Hotel investment in Iberia attracted €720 million in the first quarter of 2025, an increase of 7% over the same period in 2024 and 25% higher than the average for 2019-2023. Spain accounted for 78% and Portugal for 22% of hotel investment in Iberia.


Spain, welcomed close to 20 million visitors, a slight drop of 3% compared to 2024. This decline is mainly attributed to the fact that Easter Week this year was held in April, affecting especially the number of domestic travelers (-6%), but not so much the number of foreigners, who remained stable.


The hotel supply in Spain stands at 1,226,428 available beds in 12,308 establishments, with an occupancy rate of around 62% at the end of the quarter. With respect to the project pipeline, around 220 hotels are expected to be opened by 2026, 25% of which will be high-end hotels, with around 50% concentrated in Malaga, Madrid, the Canary Islands and Cadiz.

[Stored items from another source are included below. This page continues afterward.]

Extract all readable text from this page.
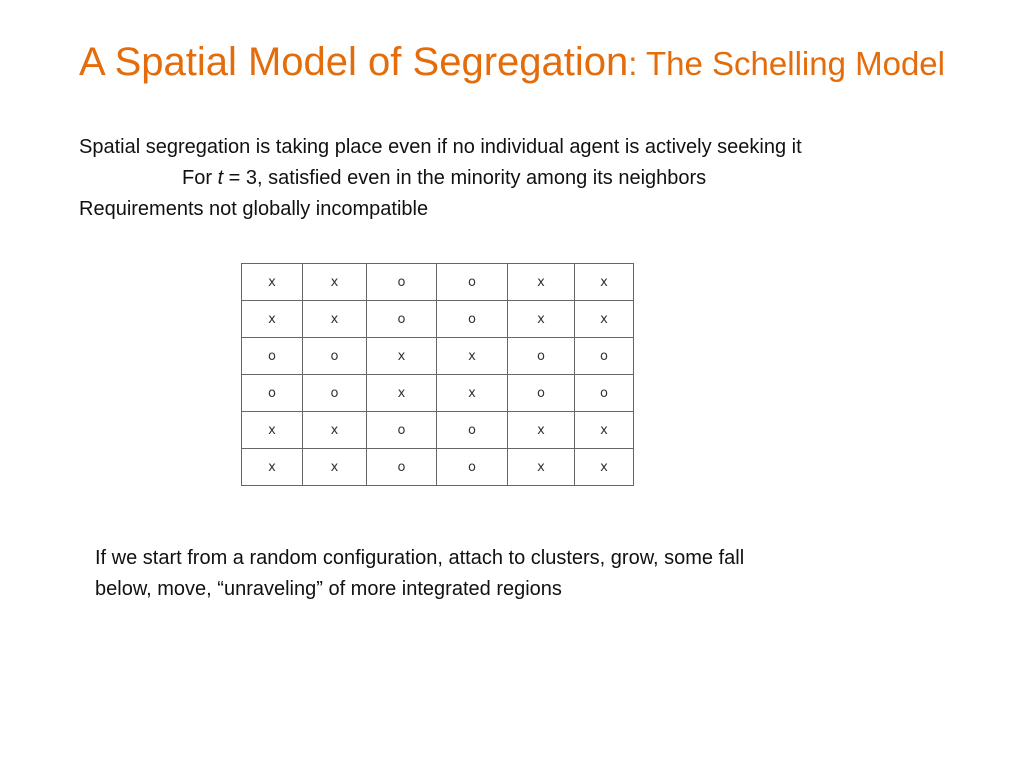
A Spatial Model of Segregation: The Schelling Model
Spatial segregation is taking place even if no individual agent is actively seeking it
For t = 3, satisfied even in the minority among its neighbors
Requirements not globally incompatible
x	x	o	o	x	x
x	x	o	o	x	x
o	o	x	x	o	o
o	o	x	x	o	o
x	x	o	o	x	x
x	x	o	o	x	x
If we start from a random configuration, attach to clusters, grow, some fall
below, move, “unraveling” of more integrated regions
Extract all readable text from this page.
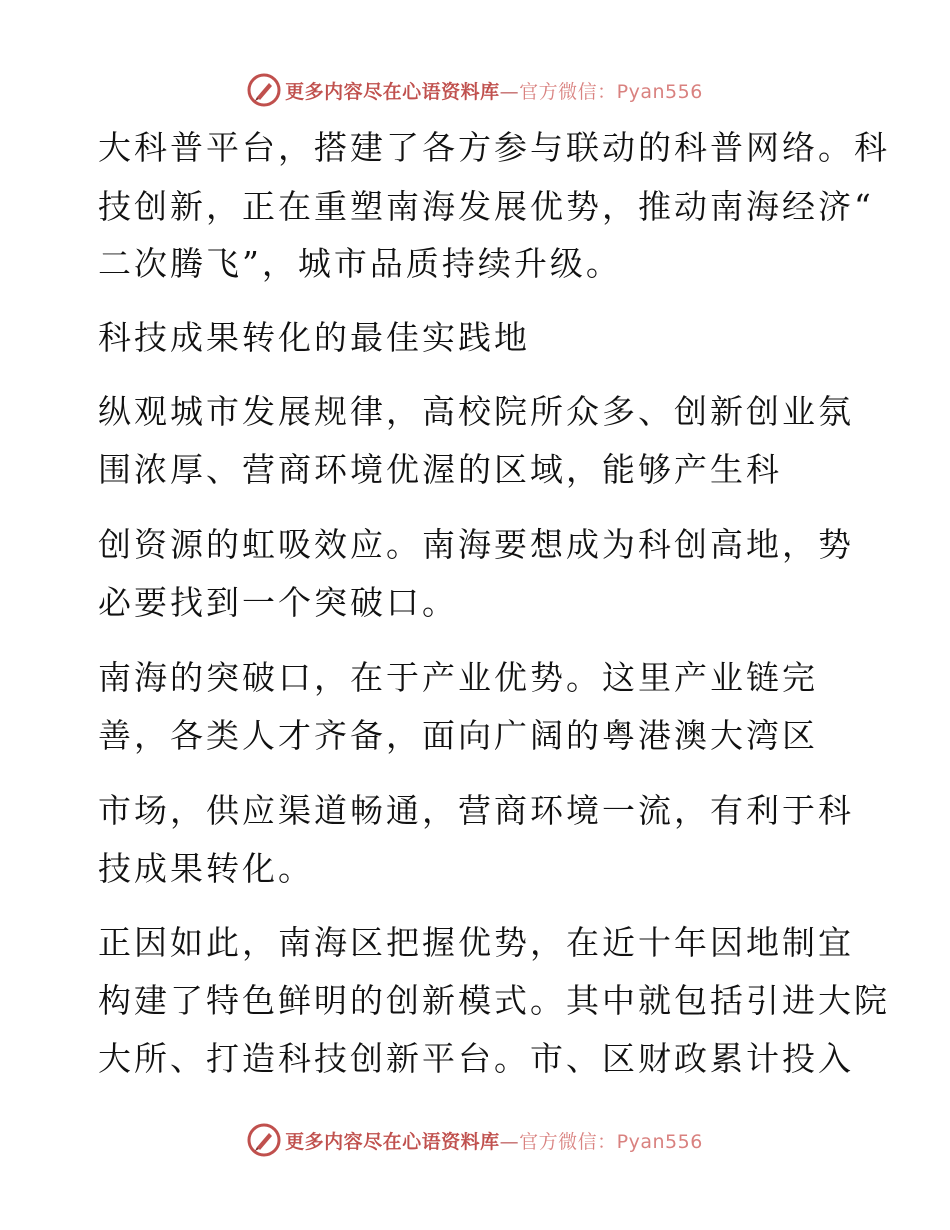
更多内容尽在心语资料库—官方微信：Pyan556
大科普平台，搭建了各方参与联动的科普网络。科
技创新，正在重塑南海发展优势，推动南海经济“
二次腾飞”，城市品质持续升级。
科技成果转化的最佳实践地
纵观城市发展规律，高校院所众多、创新创业氛
围浓厚、营商环境优渥的区域，能够产生科
创资源的虹吸效应。南海要想成为科创高地，势
必要找到一个突破口。
南海的突破口，在于产业优势。这里产业链完
善，各类人才齐备，面向广阔的粤港澳大湾区
市场，供应渠道畅通，营商环境一流，有利于科
技成果转化。
正因如此，南海区把握优势，在近十年因地制宜
构建了特色鲜明的创新模式。其中就包括引进大院
大所、打造科技创新平台。市、区财政累计投入
更多内容尽在心语资料库—官方微信：Pyan556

In Portugal, the cumulative number of guests in the first quarter of 2025 has reached approximately 5.7 million, representing an increase of 2.3% compared to the cumulative figure for the corresponding period last year. The lodging sector recorded a corresponding increase in overnight stays of 1%, reaching 8.6 million in 1Q 2025. 


The hotel supply in Portugal has around 32 projects in the pipeline in the metropolitan areas of Porto and Lisbon and the Algarve, totaling more than 3,100 rooms.